Book Religion  Politics and Dissent  1660   1832

Download or read book Religion Politics and Dissent 1660 1832 written by Robert D. Cornwall and published by Routledge. This book was released on 2016-04-15 with total page 269 pages. Available in PDF, EPUB and Kindle. Book excerpt: The idea of the long eighteenth century (1660-1832) as a period in which religious and political dissent were regarded as antecedents of the Enlightenment has recently been advanced by several scholars. The purpose of this collection is further to explore these connections between religious and political dissent in Enlightenment Britain. Addressing the many and rich connections between political and religious dissent in the long eighteenth century, the volume also acknowledges the work of Professor James E. Bradley in stimulating interest in these issues among scholars. Contributors engage directly with ideas of secularism, radicalism, religious and political dissent and their connections with the Enlightenment, or Enlightenments, together with other important themes including the connections between religious toleration and the rise of the 'enlightenments'. Contributors also address issues of modernity and the ways in which a 'modern' society can draw its inspiration from both religion and secularity, as well as engaging with the seventeenth-century idea of the synthesis of religion and politics and its evolution into a system in which religion and politics were interdependent but separate. Offering a broadly-conceived interpretation of current research from a more comprehensive perspective than is often the case, the historiographical implications of this collection are significant for the development of ideas of the nature of the Enlightenment and for the nature of religion, society and politics in the eighteenth century. By bringing together historians of politics, religion, ideas and society to engage with the central theme of the volume, the collection provides a forum for leading scholars to engage with a significant theme in British history in the 'long eighteenth century'.

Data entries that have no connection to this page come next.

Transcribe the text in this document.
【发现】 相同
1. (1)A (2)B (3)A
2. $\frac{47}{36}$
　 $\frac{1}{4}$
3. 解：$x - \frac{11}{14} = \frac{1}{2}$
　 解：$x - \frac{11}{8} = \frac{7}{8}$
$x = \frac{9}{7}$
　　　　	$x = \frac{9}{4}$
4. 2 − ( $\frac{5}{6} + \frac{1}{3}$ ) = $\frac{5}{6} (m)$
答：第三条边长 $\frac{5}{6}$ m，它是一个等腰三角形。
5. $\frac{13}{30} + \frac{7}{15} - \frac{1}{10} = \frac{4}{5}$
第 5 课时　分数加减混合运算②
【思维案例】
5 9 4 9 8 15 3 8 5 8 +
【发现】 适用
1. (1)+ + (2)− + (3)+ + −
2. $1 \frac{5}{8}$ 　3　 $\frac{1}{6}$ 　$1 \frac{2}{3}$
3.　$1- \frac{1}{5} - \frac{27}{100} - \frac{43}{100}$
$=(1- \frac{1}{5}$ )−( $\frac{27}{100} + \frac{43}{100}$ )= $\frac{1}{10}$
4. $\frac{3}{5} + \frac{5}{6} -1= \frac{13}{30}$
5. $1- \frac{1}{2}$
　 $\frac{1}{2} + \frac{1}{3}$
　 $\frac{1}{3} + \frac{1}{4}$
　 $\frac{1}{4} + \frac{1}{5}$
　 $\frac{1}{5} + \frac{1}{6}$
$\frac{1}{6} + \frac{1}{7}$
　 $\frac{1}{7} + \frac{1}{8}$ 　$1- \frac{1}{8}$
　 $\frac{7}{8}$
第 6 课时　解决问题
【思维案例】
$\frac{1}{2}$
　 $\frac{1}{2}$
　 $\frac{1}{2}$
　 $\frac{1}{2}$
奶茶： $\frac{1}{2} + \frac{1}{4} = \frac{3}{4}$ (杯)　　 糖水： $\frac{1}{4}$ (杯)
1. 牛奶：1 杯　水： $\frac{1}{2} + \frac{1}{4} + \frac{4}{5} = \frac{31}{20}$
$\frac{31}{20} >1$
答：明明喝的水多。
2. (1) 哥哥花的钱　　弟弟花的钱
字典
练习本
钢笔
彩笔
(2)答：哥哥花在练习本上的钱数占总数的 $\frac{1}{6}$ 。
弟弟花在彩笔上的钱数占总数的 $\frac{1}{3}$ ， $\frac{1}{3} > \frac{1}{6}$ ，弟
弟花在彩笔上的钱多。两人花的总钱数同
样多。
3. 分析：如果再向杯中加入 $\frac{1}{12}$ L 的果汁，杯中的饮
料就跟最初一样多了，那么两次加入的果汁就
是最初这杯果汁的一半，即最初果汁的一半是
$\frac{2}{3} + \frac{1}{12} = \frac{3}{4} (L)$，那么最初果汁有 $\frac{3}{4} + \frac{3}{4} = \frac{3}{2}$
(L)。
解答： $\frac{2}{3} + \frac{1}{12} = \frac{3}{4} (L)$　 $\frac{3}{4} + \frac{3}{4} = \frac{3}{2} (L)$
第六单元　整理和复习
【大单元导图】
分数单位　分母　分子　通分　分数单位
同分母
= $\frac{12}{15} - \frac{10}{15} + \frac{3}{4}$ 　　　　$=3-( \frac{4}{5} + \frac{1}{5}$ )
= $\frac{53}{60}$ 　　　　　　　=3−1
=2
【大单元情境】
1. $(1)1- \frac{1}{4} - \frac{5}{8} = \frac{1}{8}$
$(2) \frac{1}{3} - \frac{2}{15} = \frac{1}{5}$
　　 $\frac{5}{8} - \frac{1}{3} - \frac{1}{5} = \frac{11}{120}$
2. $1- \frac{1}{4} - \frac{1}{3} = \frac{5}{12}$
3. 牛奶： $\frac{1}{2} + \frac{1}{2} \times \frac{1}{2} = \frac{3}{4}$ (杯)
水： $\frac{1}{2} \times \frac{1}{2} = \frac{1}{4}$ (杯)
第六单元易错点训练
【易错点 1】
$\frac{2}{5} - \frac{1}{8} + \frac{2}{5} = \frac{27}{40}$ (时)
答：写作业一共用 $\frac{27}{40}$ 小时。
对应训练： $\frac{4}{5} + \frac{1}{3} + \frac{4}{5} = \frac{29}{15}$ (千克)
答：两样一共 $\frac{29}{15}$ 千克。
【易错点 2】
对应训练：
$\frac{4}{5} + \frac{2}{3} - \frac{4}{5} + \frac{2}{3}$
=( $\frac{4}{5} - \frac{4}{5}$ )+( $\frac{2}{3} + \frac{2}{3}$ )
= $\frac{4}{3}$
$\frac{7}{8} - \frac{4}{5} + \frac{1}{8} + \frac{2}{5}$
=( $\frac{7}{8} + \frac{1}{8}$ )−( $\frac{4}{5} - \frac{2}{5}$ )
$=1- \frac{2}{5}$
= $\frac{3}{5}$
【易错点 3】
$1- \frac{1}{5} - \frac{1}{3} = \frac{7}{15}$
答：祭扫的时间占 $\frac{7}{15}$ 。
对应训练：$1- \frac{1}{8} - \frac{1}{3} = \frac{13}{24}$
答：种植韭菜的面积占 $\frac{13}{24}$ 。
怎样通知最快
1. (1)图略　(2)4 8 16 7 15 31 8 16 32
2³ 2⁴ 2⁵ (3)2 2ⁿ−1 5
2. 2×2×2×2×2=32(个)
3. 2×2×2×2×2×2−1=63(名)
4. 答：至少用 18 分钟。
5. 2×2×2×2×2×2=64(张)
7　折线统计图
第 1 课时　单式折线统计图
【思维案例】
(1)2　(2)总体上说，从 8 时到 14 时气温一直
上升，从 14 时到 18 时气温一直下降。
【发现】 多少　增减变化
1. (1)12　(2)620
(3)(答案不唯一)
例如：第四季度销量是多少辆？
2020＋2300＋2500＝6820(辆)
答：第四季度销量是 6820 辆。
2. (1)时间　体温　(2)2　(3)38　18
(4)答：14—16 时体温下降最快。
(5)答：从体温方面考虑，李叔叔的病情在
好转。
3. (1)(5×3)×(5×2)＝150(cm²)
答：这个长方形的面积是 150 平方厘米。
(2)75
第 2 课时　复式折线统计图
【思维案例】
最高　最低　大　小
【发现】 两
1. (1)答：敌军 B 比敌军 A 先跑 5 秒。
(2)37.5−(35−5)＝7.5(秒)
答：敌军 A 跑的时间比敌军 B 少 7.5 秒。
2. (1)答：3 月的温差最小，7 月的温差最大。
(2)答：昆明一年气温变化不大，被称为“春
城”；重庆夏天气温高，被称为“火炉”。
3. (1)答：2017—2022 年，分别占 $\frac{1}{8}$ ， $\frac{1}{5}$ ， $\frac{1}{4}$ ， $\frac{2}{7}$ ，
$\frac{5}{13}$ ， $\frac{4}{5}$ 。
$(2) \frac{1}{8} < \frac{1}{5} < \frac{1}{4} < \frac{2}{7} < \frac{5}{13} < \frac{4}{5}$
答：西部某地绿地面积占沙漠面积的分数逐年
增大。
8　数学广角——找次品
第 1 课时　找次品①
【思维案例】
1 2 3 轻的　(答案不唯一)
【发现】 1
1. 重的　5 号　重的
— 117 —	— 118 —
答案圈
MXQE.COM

Book The Natural and the Human

Download or read book The Natural and the Human written by Stephen Gaukroger and published by Oxford University Press. This book was released on 2016-01-21 with total page 411 pages. Available in PDF, EPUB and Kindle. Book excerpt: Stephen Gaukroger presents an original account of the development of empirical science and the understanding of human behaviour from the mid-eighteenth century. Since the seventeenth century, science in the west has undergone a unique form of cumulative development in which it has been consolidated through integration into and shaping of a culture. But in the eighteenth century, science was cut loose from the legitimating culture in which it had had a public rationale as a fruitful and worthwhile form of enquiry. What kept it afloat between the middle of the eighteenth and the middle of the nineteenth centuries, when its legitimacy began to hinge on an intimate link with technology? The answer lies in large part in an abrupt but fundamental shift in how the tasks of scientific enquiry were conceived, from the natural realm to the human realm. At the core of this development lies the naturalization of the human, that is, attempts to understand human behaviour and motivations no longer in theological and metaphysical terms, but in empirical terms. One of the most striking feature of this development is the variety of forms it took, and the book explores anthropological medicine, philosophical anthropology, the 'natural history of man', and social arithmetic. Each of these disciplines re-formulated basic questions so that empirical investigation could be drawn upon in answering them, but the empirical dimension was conceived very differently in each case, with the result that the naturalization of the human took the form of competing, and in some respects mutually exclusive, projects.